Article 36: The company may, by a resolution of the Board of Directors, exempt directors (including former directors) from liability for damages under Article 423, Paragraph 1 of the Companies Act to the extent permitted by law.

 

  2. The company may enter into agreements with directors (excluding executive directors, etc.) to limit their liability for damages due to negligence of duties, provided that the limit of liability under such agreements shall be the amount specified by law.

 

Chapter 5: Auditors and Board of Auditors

 

(Number of Auditors)

Article 37: The company shall have up to four auditors.

 

(Election of Auditors)

Article 38: Auditors shall be elected by a majority of the voting rights of the shareholders present at the General Meeting of Shareholders, provided that shareholders holding at least one-third of the voting rights of the shareholders entitled to exercise voting rights are present.

 

(Term of Office of Auditors)

Article 39: The term of office of auditors shall expire at the conclusion of the regular General Meeting of Shareholders for the last business year ending within four years after their election.

 

  2. The term of office of auditors elected as substitutes shall expire at the same time as the term of office of the predecessor auditor.

 

 

 

 

(Full-time Auditors)

Article 40: The Board of Auditors shall select full-time auditors by its resolution.

 

(Notice of Convocation of the Board of Auditors)

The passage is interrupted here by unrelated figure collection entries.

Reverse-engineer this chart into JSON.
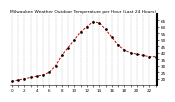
{
  "title": "Milwaukee Weather Outdoor Temperature per Hour (Last 24 Hours)",
  "hours": [
    0,
    1,
    2,
    3,
    4,
    5,
    6,
    7,
    8,
    9,
    10,
    11,
    12,
    13,
    14,
    15,
    16,
    17,
    18,
    19,
    20,
    21,
    22,
    23
  ],
  "temps": [
    18,
    19,
    20,
    21,
    22,
    23,
    25,
    30,
    38,
    44,
    50,
    56,
    60,
    64,
    63,
    58,
    52,
    46,
    42,
    40,
    39,
    38,
    37,
    37
  ],
  "line_color": "#cc0000",
  "marker_color": "#000000",
  "grid_color": "#999999",
  "bg_color": "#ffffff",
  "ylim": [
    15,
    70
  ],
  "yticks": [
    20,
    25,
    30,
    35,
    40,
    45,
    50,
    55,
    60,
    65
  ],
  "title_fontsize": 3.2,
  "tick_fontsize": 3.0,
  "right_axis_color": "#000000"
}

Article 41: Notice of convocation of the Board of Auditors shall be given to each auditor at least three days before the meeting. However, this period may be shortened in case of urgency.

 

  2. If all auditors agree, the Board of Auditors may be held without the procedure for convocation.

 

(Remuneration of Auditors)

Article 42: The remuneration of auditors shall be determined by a resolution of the General Meeting of Shareholders.

 

(Exemption of Liability for Auditors)

Article 43: The company may, by a resolution of the Board of Directors, exempt auditors (including former auditors) from liability for damages due to negligence of duties to the extent permitted by law.

 

  2. The company may enter into agreements with outside auditors to limit their liability for damages due to negligence of duties, provided that the limit of liability under such agreements shall be the amount specified by law.

 

(Board of Auditors Regulations)

Article 44: Matters concerning the Board of Auditors shall be governed by the Companies Act, these Articles of Incorporation, and the Board of Auditors Regulations determined by the Board of Auditors.

 

Chapter 6: Accounting

 

(Business Year)

Article 45: The business year of the company shall be from April 1 to March 31 of the following year.

 

(Distribution of Surplus)

Article 46: The company shall pay distribution of surplus to shareholders or pledgees who are listed and recorded in the Shareholder Register as of the last day of each business year..

 

(Record Date for Distribution of Surplus)

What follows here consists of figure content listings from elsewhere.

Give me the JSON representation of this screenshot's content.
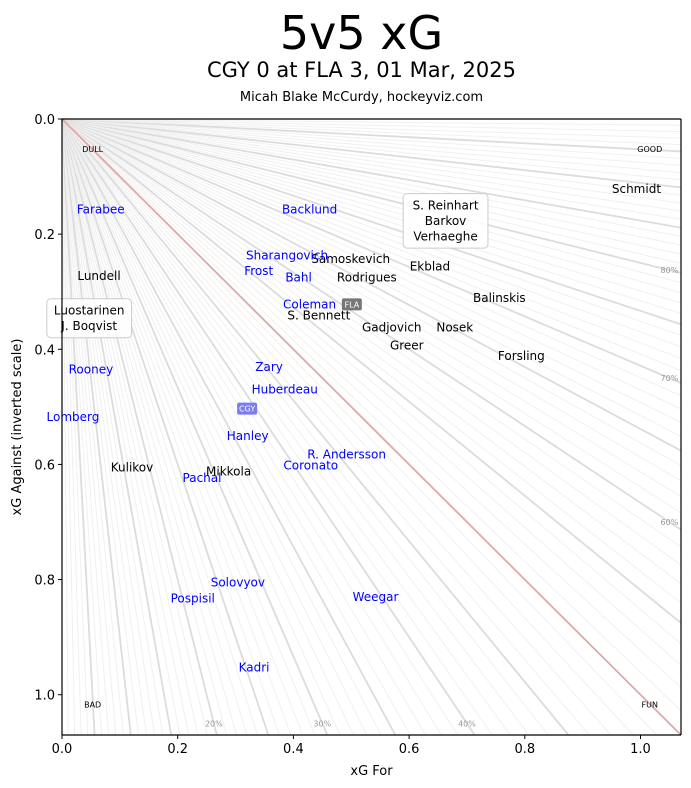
{
  "title": "5v5 xG",
  "subtitle": "CGY 0 at FLA 3, 01 Mar, 2025",
  "credit": "Micah Blake McCurdy, hockeyviz.com",
  "colors": {
    "CGY": "#0000ff",
    "FLA": "#000000",
    "cgy_badge": "#7b7bf2",
    "fla_badge": "#777777",
    "diagonal": "#e0a8a8",
    "fan": "#cccccc"
  },
  "chart_data": {
    "type": "scatter",
    "title": "5v5 xG",
    "xlabel": "xG For",
    "ylabel": "xG Against (inverted scale)",
    "xlim": [
      0,
      1.07
    ],
    "ylim": [
      1.07,
      0
    ],
    "xticks": [
      "0.0",
      "0.2",
      "0.4",
      "0.6",
      "0.8",
      "1.0"
    ],
    "yticks": [
      "0.0",
      "0.2",
      "0.4",
      "0.6",
      "0.8",
      "1.0"
    ],
    "corner_labels": {
      "top_left": "DULL",
      "top_right": "GOOD",
      "bottom_left": "BAD",
      "bottom_right": "FUN"
    },
    "pct_labels": [
      {
        "label": "20%",
        "pct": 0.2
      },
      {
        "label": "30%",
        "pct": 0.3
      },
      {
        "label": "40%",
        "pct": 0.4
      },
      {
        "label": "60%",
        "pct": 0.6
      },
      {
        "label": "70%",
        "pct": 0.7
      },
      {
        "label": "80%",
        "pct": 0.8
      }
    ],
    "teams": [
      {
        "name": "FLA",
        "x": 0.501,
        "y": 0.322
      },
      {
        "name": "CGY",
        "x": 0.32,
        "y": 0.503
      }
    ],
    "players": [
      {
        "name": "Schmidt",
        "team": "FLA",
        "x": 0.993,
        "y": 0.122
      },
      {
        "name": "S. Reinhart\nBarkov\nVerhaeghe",
        "team": "FLA",
        "x": 0.663,
        "y": 0.177,
        "boxed": true
      },
      {
        "name": "Samoskevich",
        "team": "FLA",
        "x": 0.499,
        "y": 0.243
      },
      {
        "name": "Ekblad",
        "team": "FLA",
        "x": 0.636,
        "y": 0.256
      },
      {
        "name": "Rodrigues",
        "team": "FLA",
        "x": 0.527,
        "y": 0.275
      },
      {
        "name": "Balinskis",
        "team": "FLA",
        "x": 0.756,
        "y": 0.311
      },
      {
        "name": "S. Bennett",
        "team": "FLA",
        "x": 0.444,
        "y": 0.341
      },
      {
        "name": "Gadjovich",
        "team": "FLA",
        "x": 0.57,
        "y": 0.362
      },
      {
        "name": "Nosek",
        "team": "FLA",
        "x": 0.679,
        "y": 0.362
      },
      {
        "name": "Greer",
        "team": "FLA",
        "x": 0.596,
        "y": 0.393
      },
      {
        "name": "Forsling",
        "team": "FLA",
        "x": 0.794,
        "y": 0.412
      },
      {
        "name": "Lundell",
        "team": "FLA",
        "x": 0.064,
        "y": 0.273
      },
      {
        "name": "Luostarinen\nJ. Boqvist",
        "team": "FLA",
        "x": 0.047,
        "y": 0.346,
        "boxed": true
      },
      {
        "name": "Kulikov",
        "team": "FLA",
        "x": 0.121,
        "y": 0.605
      },
      {
        "name": "Mikkola",
        "team": "FLA",
        "x": 0.288,
        "y": 0.612
      },
      {
        "name": "Farabee",
        "team": "CGY",
        "x": 0.067,
        "y": 0.157
      },
      {
        "name": "Backlund",
        "team": "CGY",
        "x": 0.428,
        "y": 0.157
      },
      {
        "name": "Sharangovich",
        "team": "CGY",
        "x": 0.389,
        "y": 0.237
      },
      {
        "name": "Frost",
        "team": "CGY",
        "x": 0.34,
        "y": 0.264
      },
      {
        "name": "Bahl",
        "team": "CGY",
        "x": 0.409,
        "y": 0.275
      },
      {
        "name": "Coleman",
        "team": "CGY",
        "x": 0.428,
        "y": 0.322
      },
      {
        "name": "Zary",
        "team": "CGY",
        "x": 0.358,
        "y": 0.431
      },
      {
        "name": "Rooney",
        "team": "CGY",
        "x": 0.05,
        "y": 0.435
      },
      {
        "name": "Huberdeau",
        "team": "CGY",
        "x": 0.385,
        "y": 0.47
      },
      {
        "name": "Lomberg",
        "team": "CGY",
        "x": 0.019,
        "y": 0.518
      },
      {
        "name": "Hanley",
        "team": "CGY",
        "x": 0.321,
        "y": 0.551
      },
      {
        "name": "R. Andersson",
        "team": "CGY",
        "x": 0.492,
        "y": 0.583
      },
      {
        "name": "Coronato",
        "team": "CGY",
        "x": 0.43,
        "y": 0.602
      },
      {
        "name": "Pachal",
        "team": "CGY",
        "x": 0.242,
        "y": 0.624
      },
      {
        "name": "Solovyov",
        "team": "CGY",
        "x": 0.304,
        "y": 0.805
      },
      {
        "name": "Pospisil",
        "team": "CGY",
        "x": 0.226,
        "y": 0.833
      },
      {
        "name": "Weegar",
        "team": "CGY",
        "x": 0.542,
        "y": 0.83
      },
      {
        "name": "Kadri",
        "team": "CGY",
        "x": 0.332,
        "y": 0.953
      }
    ]
  }
}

Article 47: The record date for year-end dividends shall be March 31 each year.

 

  2. The record date for interim dividends shall be September 30 each year.

 

  3. In addition to the preceding two paragraphs, dividends of surplus may be distributed with a record date determined by the company.

 

(Exclusion Period for Dividends)

Article 48: If the property to be distributed as dividends is money and it is not received within three years from the start of payment, the company shall be exempt from the obligation to pay such dividends.

 

Chapter 8: Supplementary Provisions

 

(Compliance with Laws and Regulations)

Article 49: Matters not provided for in these Articles of Incorporation shall be governed by the Companies Act and other laws and regulations.